Despite both agencies’ teams of experts assessing the Trains’ motives based on extensive evidence – much of it not made public – prominent Australian Christian figures concluded otherwise: the Wieambilla killers were not really Christians.
Family First-backed candidate in the March 25 NSW election and former Australian Christian Lobby (ACL) managing director Lyle Shelton said the police’s determination was “quite offensive”.
“There is nothing in Christianity that justifies the murder of police or anyone for that matter. It is not possible to be ‘Christian extremism’ because what occurred was not Christian,” he posted on Facebook.
His successor at the ACL, Martyn Iles, said attributing motivation for the attack to “the most popular eschatology in evangelical and Pentecostal circles” proved that “we’re living in clown world”.
Iles, who has since left the ACL, called on Linford to show that premillennialism permitted violence, before linking the designation to historical Christian persecution: “In ancient Rome, the authorities blamed Christianity for the evils of their day because they either hated it, or were totally ignorant concerning it. I guess history can repeat.”

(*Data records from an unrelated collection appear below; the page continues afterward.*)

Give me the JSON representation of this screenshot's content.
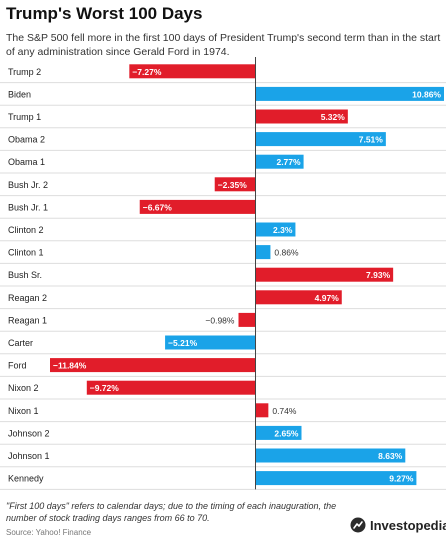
{
  "header": {
    "title": "Trump's Worst 100 Days",
    "subtitle": "The S&P 500 fell more in the first 100 days of President Trump's second term than in the start of any administration since Gerald Ford in 1974."
  },
  "footer": {
    "note": "\"First 100 days\" refers to calendar days; due to the timing of each inauguration, the number of stock trading days ranges from 66 to 70.",
    "source": "Source: Yahoo! Finance",
    "brand": "Investopedia"
  },
  "colors": {
    "positive": "#1aa3e8",
    "negative": "#e11d2a",
    "row_line": "#dddddd",
    "zero_line": "#444444"
  },
  "chart_data": {
    "type": "bar",
    "orientation": "horizontal",
    "categories": [
      "Trump 2",
      "Biden",
      "Trump 1",
      "Obama 2",
      "Obama 1",
      "Bush Jr. 2",
      "Bush Jr. 1",
      "Clinton 2",
      "Clinton 1",
      "Bush Sr.",
      "Reagan 2",
      "Reagan 1",
      "Carter",
      "Ford",
      "Nixon 2",
      "Nixon 1",
      "Johnson 2",
      "Johnson 1",
      "Kennedy"
    ],
    "values": [
      -7.27,
      10.86,
      5.32,
      7.51,
      2.77,
      -2.35,
      -6.67,
      2.3,
      0.86,
      7.93,
      4.97,
      -0.98,
      -5.21,
      -11.84,
      -9.72,
      0.74,
      2.65,
      8.63,
      9.27
    ],
    "labels": [
      "−7.27%",
      "10.86%",
      "5.32%",
      "7.51%",
      "2.77%",
      "−2.35%",
      "−6.67%",
      "2.3%",
      "0.86%",
      "7.93%",
      "4.97%",
      "−0.98%",
      "−5.21%",
      "−11.84%",
      "−9.72%",
      "0.74%",
      "2.65%",
      "8.63%",
      "9.27%"
    ],
    "highlight": [
      "Trump 2",
      "Trump 1",
      "Bush Jr. 2",
      "Bush Jr. 1",
      "Bush Sr.",
      "Reagan 2",
      "Reagan 1",
      "Ford",
      "Nixon 2",
      "Nixon 1"
    ],
    "xlim": [
      -11.84,
      10.86
    ],
    "grid": false,
    "legend": "none"
  }
}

Dave Pellowe, an organiser of the 4 March Brisbane Christian political conference labelled Church and State, argued that Islam or belief in climate change would be more likely to cause violence than premillennialism in an article titled “Queensland Police just called all Christians ‘terrorists’”.

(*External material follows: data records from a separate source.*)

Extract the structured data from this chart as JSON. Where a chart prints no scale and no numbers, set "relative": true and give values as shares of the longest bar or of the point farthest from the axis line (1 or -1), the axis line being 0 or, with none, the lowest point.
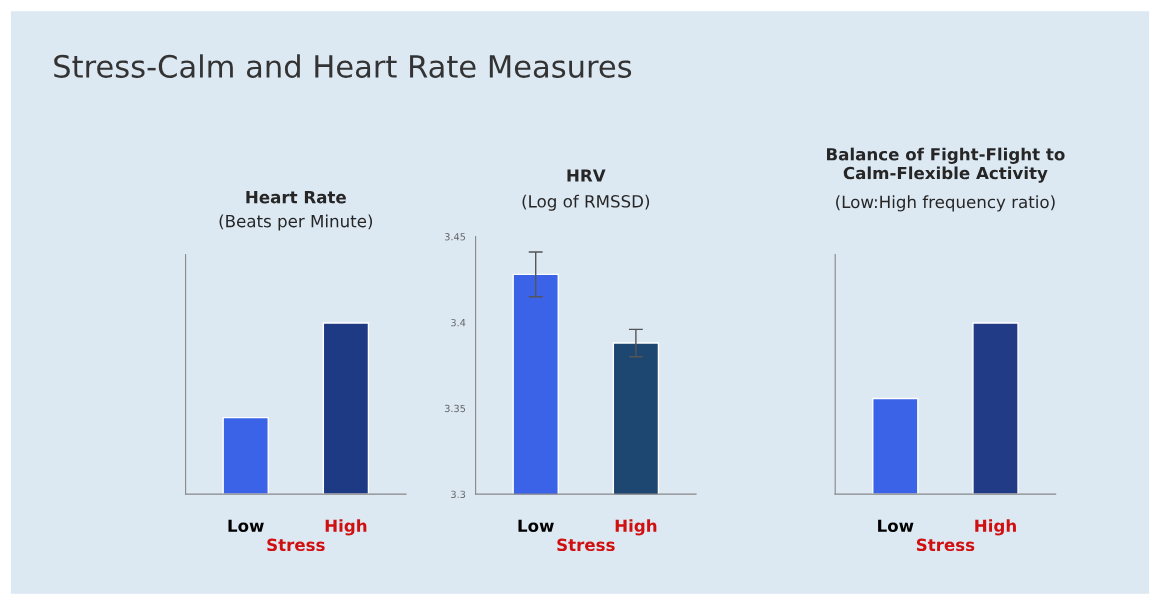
{
  "chart_data": [
    {
      "type": "bar",
      "title": "Heart Rate",
      "subtitle": "(Beats per Minute)",
      "xlabel": "Stress",
      "annotations": [
        "Stress-Calm and Heart Rate Measures"
      ],
      "categories": [
        "Low",
        "High"
      ],
      "relative": true,
      "colors": [
        "#3a63e8",
        "#1f3a85"
      ],
      "values": [
        0.447,
        1
      ]
    },
    {
      "type": "bar",
      "title": "HRV",
      "subtitle": "(Log of RMSSD)",
      "xlabel": "Stress",
      "categories": [
        "Low",
        "High"
      ],
      "colors": [
        "#3a63e8",
        "#1d4670"
      ],
      "values": [
        3.428,
        3.388
      ],
      "errors": [
        0.013,
        0.008
      ],
      "ylim": [
        3.3,
        3.45
      ],
      "yticks": [
        3.3,
        3.35,
        3.4,
        3.45
      ]
    },
    {
      "type": "bar",
      "title": "Balance of Fight-Flight to\nCalm-Flexible Activity",
      "subtitle": "(Low:High frequency ratio)",
      "xlabel": "Stress",
      "categories": [
        "Low",
        "High"
      ],
      "relative": true,
      "colors": [
        "#3a63e8",
        "#213b86"
      ],
      "values": [
        0.559,
        1
      ]
    }
  ]
}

“Such a link would be easy to draw, as it is with false religions whose founder was a murdering war lord terrorist with a track record to back up his explicit incitements to violence,” he wrote for his Christian online publication The Good Sauce.
“There is more basis for prepper terrorism in the climate alarmism dogma preached by leftists, globalists and elitists than such orthodox Christian doctrine as premillenialism, so why isn’t the lying harlot media (LHM) blamed for this tragedy? That’s at least somewhat plausible.”
Attendees at the conference were urged to flood the Liberal Party with members to gain long-term conservative Christian influence.
Greg Barton, Deakin University terrorism and violent extremism expert, pointed to the perpetrator of the 2019 Christchurch mosque mass shootings as an example of Australian-grown, right-wing terrorism.
“[ASIO and Australian police are] very good at disrupting large, well-organised plots … but everyone struggles with the lone actor attack,” Dr Barton said.
“They would look opportunistically for soft targets; the Christchurch mosque, at the time of the attack, was a soft target. It was welcoming and friendly and didn’t have tight security.”
Dr Barton said Australia’s court system is better equipped to deal with Islamic terrorism than right-wing terrorism.

“There’s been a number of cases in which the judge ruling on the case has put on record their findings reflecting a real blind spot when it comes to understanding the nature of far-right extremism,” he said.
“It undermines efforts to build trust with communities, so members of the Muslim community were saying, ‘How come when it’s one of our kids, a brown kid, a Muslim, they immediately get a heavy response from the law, but [when] a white kid does something that seems even more serious, they get dismissed’? That undermines faith in competence in our society.”
New Zealand barrister Brian Henry is broadly in agreement, although he takes issue with the phrase “better equipped”.
“Better equipped is the wrong word,” he says. “They are more conditioned to accept and find Islamic terrorism than white right-wing terrorism.
“Both New Zealand and Australia struggle with white misbehaviour. Sadly it took the Christchurch tragedy to lead reform in that thinking.
“Both countries’ systems have a long way to go. The leadership is waking but the rank and file are still working on ingrained thinking and stereotypes.
“There is hope in the future but we are not there yet. We’re working on it.”